В течение четырех дней, она терпит его. Возможно, умоляет о смерти.
В течение четырех дней ее отец держит рот на замке и играет в опасную игру, в которую не имел права играть.
Он должен был незамедлительно прийти к нам, и Племмонс уже находился бы за решеткой. Его дочь была бы в своей постели, а не там, где сейчас.
Я выхожу, пока он продолжает реветь, оставляя его плакать в тишине.
― Посмотрим, сможем ли добиться от него чего-то еще, когда первая волна эмоций сойдет, ― говорю я Донни, который встречает меня в коридоре. ― Слышно что-нибудь от Ланы?
Он медленно качает головой.
― Нет. Я попросил Хэдли посмотреть, удастся ли ей пробить инфу по ней, так как Алан с головой ушел в поиски видеозаписей этого парня.
Я направляюсь прямо к столу Хэдли и вижу, как она стучит по клавиатуре. Но она ищет не Лану. Она ищет ту же запись, что и Алан.
― Что за херня? Донни сказал, что ты пытаешься найти Лану.
― Не Лана сейчас мой приоритет, Логан. Невинная девушка в руках серийного убийцы, и я пытаюсь помочь спасти ее жизнь.
Мне нравится, что она звучит так, будто я контролирующий болван, а не пытаюсь позволить кому-то другому попасть в его лапы.
― Мы знаем, что она ― его цель, особенно сейчас.
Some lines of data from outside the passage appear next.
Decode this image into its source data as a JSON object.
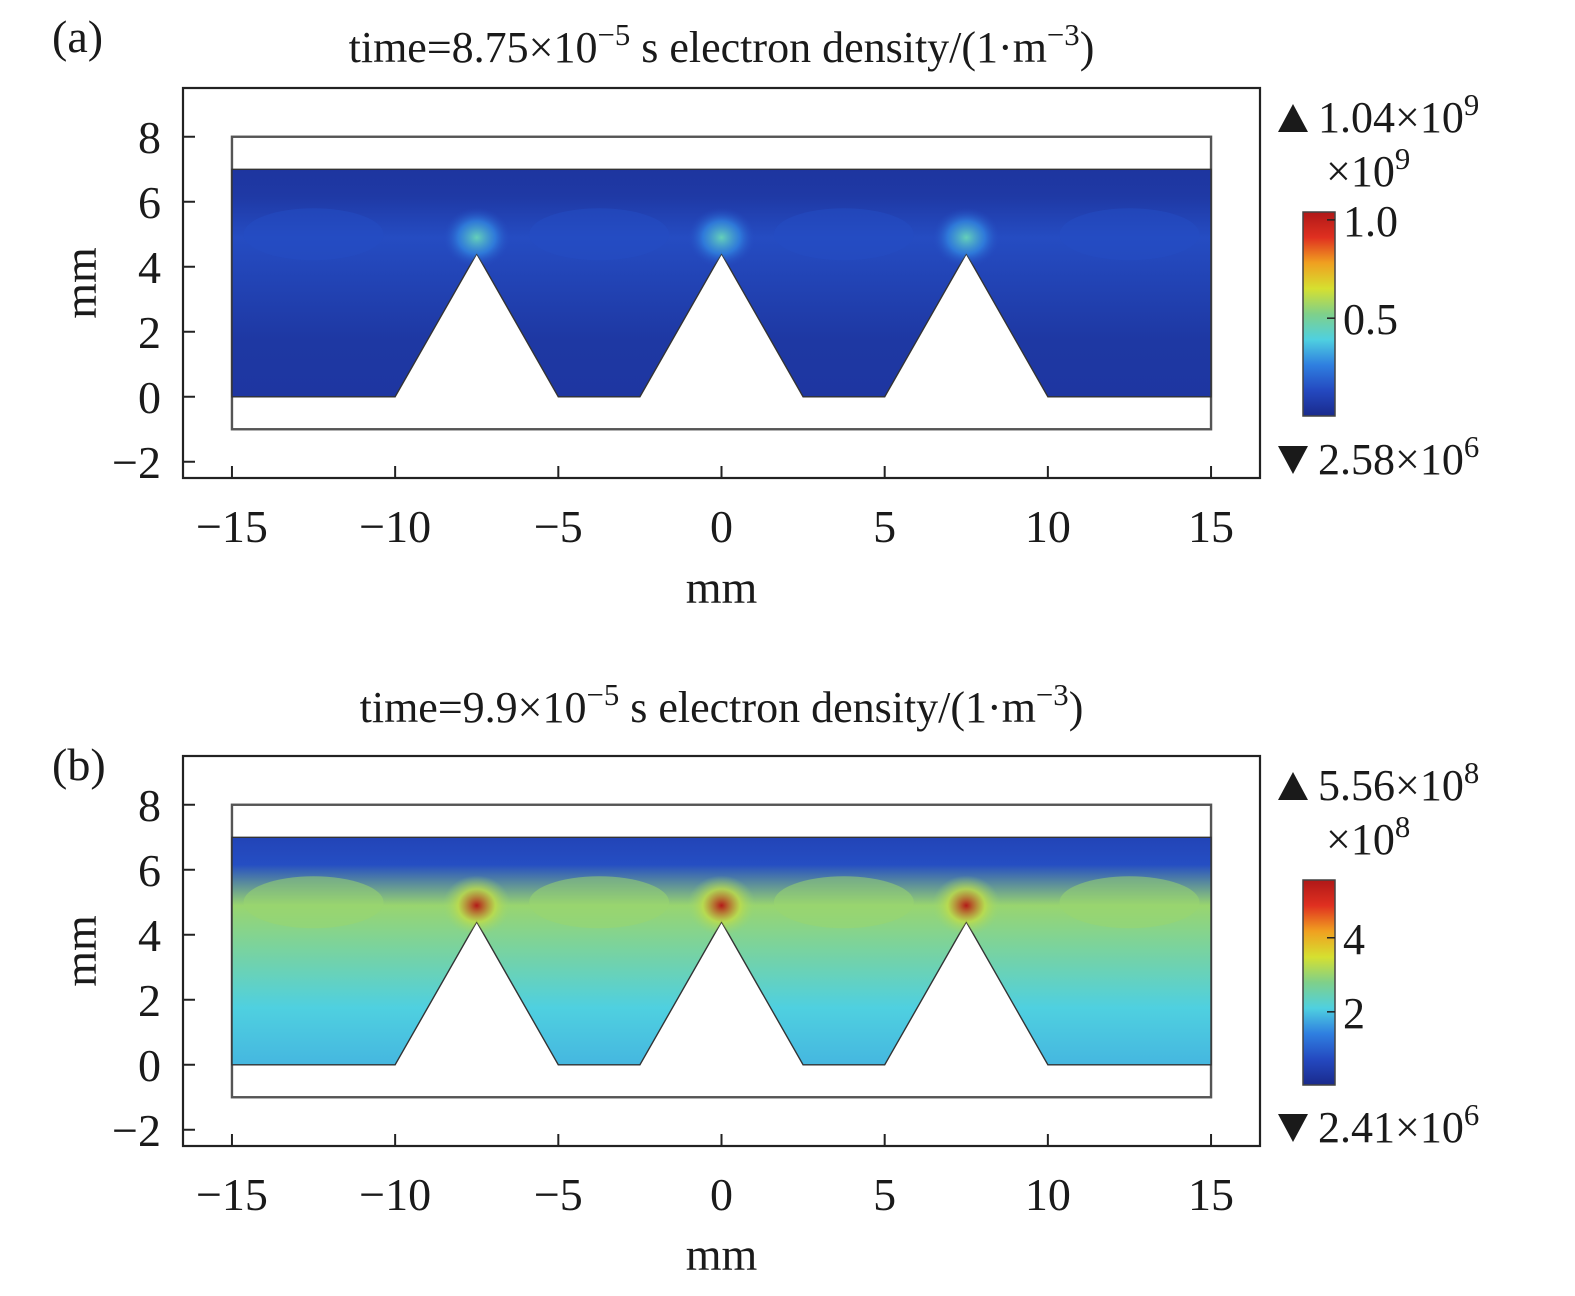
{
  "figure": {
    "colormap": [
      "#1a2a8c",
      "#2449c0",
      "#2f7fe0",
      "#4fd0e0",
      "#7fd08a",
      "#d6e030",
      "#f0a020",
      "#e03020",
      "#b01818"
    ]
  },
  "chart_data": [
    {
      "panel_label": "(a)",
      "type": "heatmap",
      "title": {
        "prefix": "time=8.75×10",
        "exp": "−5",
        "mid": " s electron density/(1·m",
        "unit_exp": "−3",
        "suffix": ")"
      },
      "xlabel": "mm",
      "ylabel": "mm",
      "xlim": [
        -16.5,
        16.5
      ],
      "ylim": [
        -2.5,
        9.5
      ],
      "xticks": [
        {
          "v": -15,
          "label": "−15"
        },
        {
          "v": -10,
          "label": "−10"
        },
        {
          "v": -5,
          "label": "−5"
        },
        {
          "v": 0,
          "label": "0"
        },
        {
          "v": 5,
          "label": "5"
        },
        {
          "v": 10,
          "label": "10"
        },
        {
          "v": 15,
          "label": "15"
        }
      ],
      "yticks": [
        {
          "v": 8,
          "label": "8"
        },
        {
          "v": 6,
          "label": "6"
        },
        {
          "v": 4,
          "label": "4"
        },
        {
          "v": 2,
          "label": "2"
        },
        {
          "v": 0,
          "label": "0"
        },
        {
          "v": -2,
          "label": "−2"
        }
      ],
      "domain": {
        "outer": [
          -15,
          15,
          -1,
          8
        ],
        "plasma_top": 7,
        "plasma_bottom": 0
      },
      "teeth": [
        {
          "base": [
            -10,
            -5
          ],
          "apex": [
            -7.5,
            4.4
          ]
        },
        {
          "base": [
            -2.5,
            2.5
          ],
          "apex": [
            0,
            4.4
          ]
        },
        {
          "base": [
            5,
            10
          ],
          "apex": [
            7.5,
            4.4
          ]
        }
      ],
      "field": {
        "background": 0.06,
        "bulk": 0.14,
        "top_band": 0.05,
        "hotspot": 0.45
      },
      "colorbar": {
        "max_label": {
          "base": "1.04×10",
          "exp": "9"
        },
        "scale_label": {
          "base": "×10",
          "exp": "9"
        },
        "min_label": {
          "base": "2.58×10",
          "exp": "6"
        },
        "range": [
          0.00258,
          1.04
        ],
        "ticks": [
          {
            "v": 1.0,
            "label": "1.0"
          },
          {
            "v": 0.5,
            "label": "0.5"
          }
        ]
      }
    },
    {
      "panel_label": "(b)",
      "type": "heatmap",
      "title": {
        "prefix": "time=9.9×10",
        "exp": "−5",
        "mid": " s electron density/(1·m",
        "unit_exp": "−3",
        "suffix": ")"
      },
      "xlabel": "mm",
      "ylabel": "mm",
      "xlim": [
        -16.5,
        16.5
      ],
      "ylim": [
        -2.5,
        9.5
      ],
      "xticks": [
        {
          "v": -15,
          "label": "−15"
        },
        {
          "v": -10,
          "label": "−10"
        },
        {
          "v": -5,
          "label": "−5"
        },
        {
          "v": 0,
          "label": "0"
        },
        {
          "v": 5,
          "label": "5"
        },
        {
          "v": 10,
          "label": "10"
        },
        {
          "v": 15,
          "label": "15"
        }
      ],
      "yticks": [
        {
          "v": 8,
          "label": "8"
        },
        {
          "v": 6,
          "label": "6"
        },
        {
          "v": 4,
          "label": "4"
        },
        {
          "v": 2,
          "label": "2"
        },
        {
          "v": 0,
          "label": "0"
        },
        {
          "v": -2,
          "label": "−2"
        }
      ],
      "domain": {
        "outer": [
          -15,
          15,
          -1,
          8
        ],
        "plasma_top": 7,
        "plasma_bottom": 0
      },
      "teeth": [
        {
          "base": [
            -10,
            -5
          ],
          "apex": [
            -7.5,
            4.4
          ]
        },
        {
          "base": [
            -2.5,
            2.5
          ],
          "apex": [
            0,
            4.4
          ]
        },
        {
          "base": [
            5,
            10
          ],
          "apex": [
            7.5,
            4.4
          ]
        }
      ],
      "field": {
        "background": 2.1,
        "bulk": 3.0,
        "top_band": 0.6,
        "hotspot": 5.5
      },
      "colorbar": {
        "max_label": {
          "base": "5.56×10",
          "exp": "8"
        },
        "scale_label": {
          "base": "×10",
          "exp": "8"
        },
        "min_label": {
          "base": "2.41×10",
          "exp": "6"
        },
        "range": [
          0.0241,
          5.56
        ],
        "ticks": [
          {
            "v": 4,
            "label": "4"
          },
          {
            "v": 2,
            "label": "2"
          }
        ]
      }
    }
  ]
}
Если она не была в поле его зрения раньше, то после инцидента в больнице точно стала.
Хэдли игнорирует меня, продолжая печатать.
― Черт возьми, Хэдли!
Она поворачивается, смотря на меня холодным взглядом.
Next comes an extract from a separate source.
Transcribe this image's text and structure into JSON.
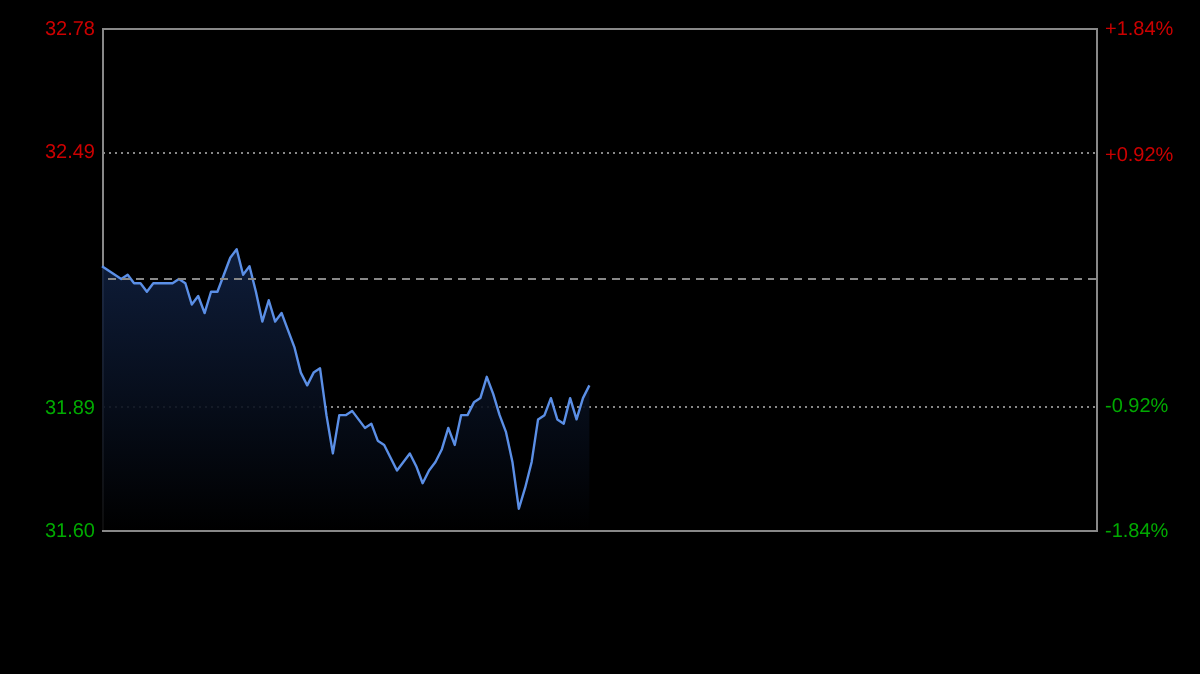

― Я ищу девушку, которая, как мы знаем, попала в беду. Ты разбираешься со своей девушкой ― которую едва знаешь ― самостоятельно. Он, скорее всего, недостаточно квалифицирован, чтобы взломать больничный код. Еще более маловероятно, что он был настолько глуп, чтобы быть там, учитывая, насколько он организован и умен, учитывая наше новое затруднительное положение. Так что оставь. Меня. Одну.
Она отворачивается, и я выдыхаю.
― Ладно. Найди Эрику Норрис. И его.
― Планирую. Огромное спасибо за позволение, ― снисходительно отвечает она.
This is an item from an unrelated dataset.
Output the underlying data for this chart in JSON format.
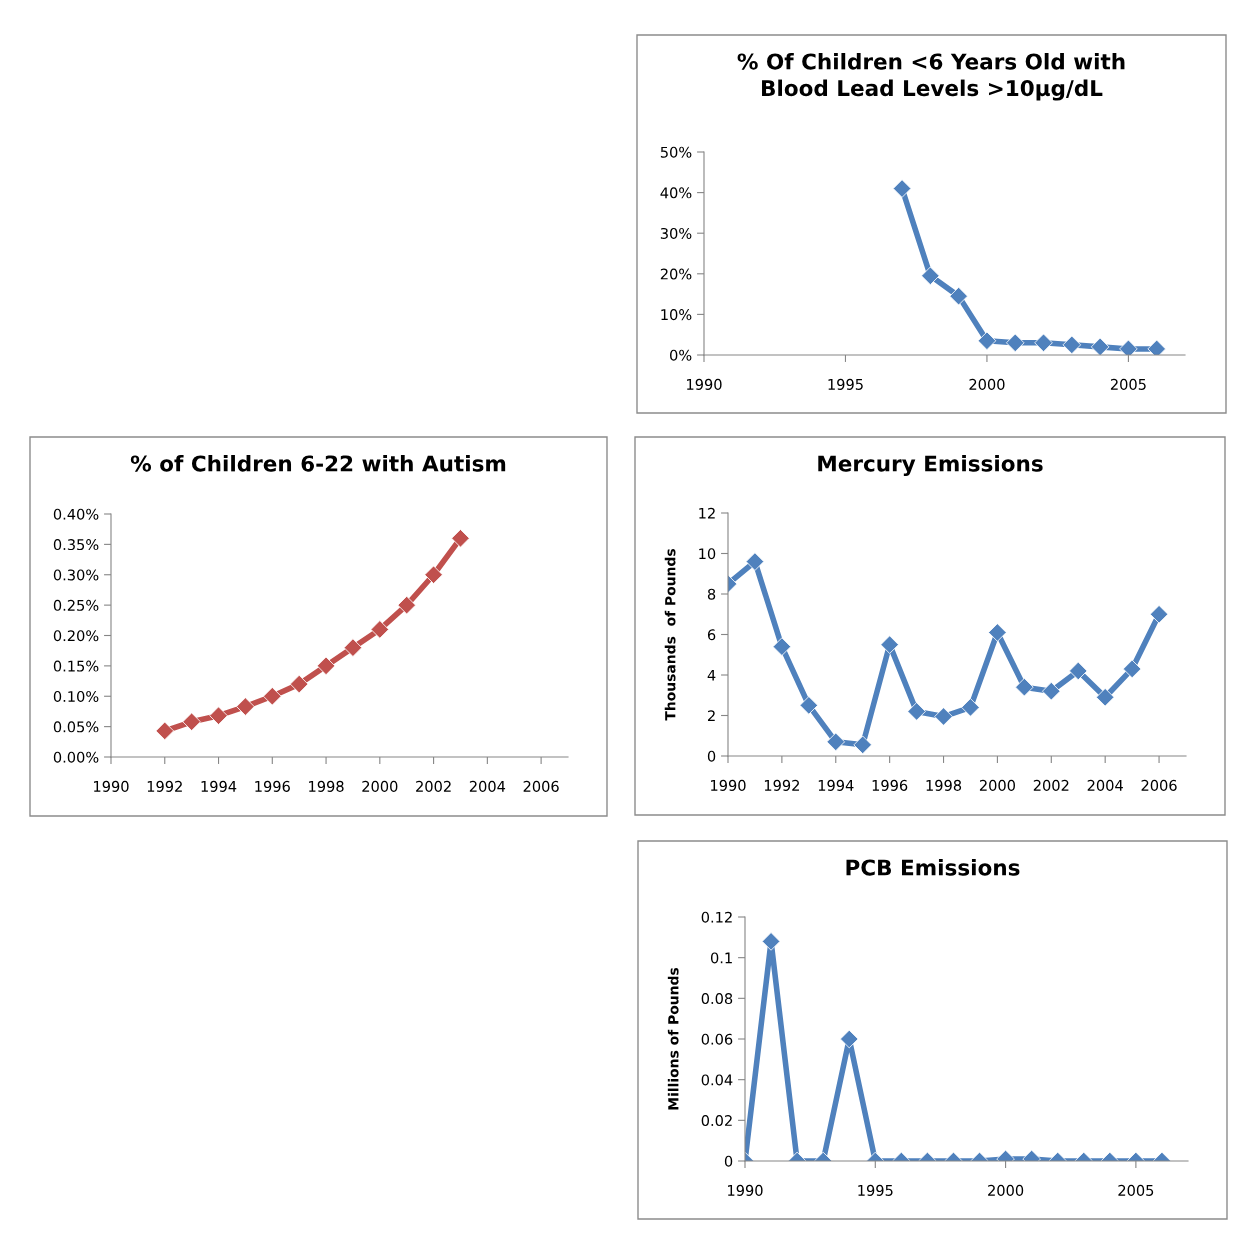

Ненавижу это признавать, но Хэдли права. У меня нет права просить ее прекратить поиски девушки, которая, как мы знаем, в беде, только чтобы найти мою девушку. Она была бы в безопасности и сидела дома под охраной полиции, если бы я не вышел из себя в больнице. Я должен был написать ей. Мой телефон был разряжен, и я понятия не имел, что кто-то уведомит Дьюка о том, что случилось.
Я не хотел ее беспокоить, поэтому собирался рассказать ей обо всем позже. Когда она могла бы дотронуться до меня и знать, что со мной все в порядке, увидеть это своими глазами. И вообще, кто, черт возьми, уведомил Дьюка о том, что произошло?
― Почему кто-то из нашего отдела дал информацию Дьюку об атаке на нас? ― спрашиваю я Крейга, когда присоединяюсь к нему, смотрящему на фото на доске.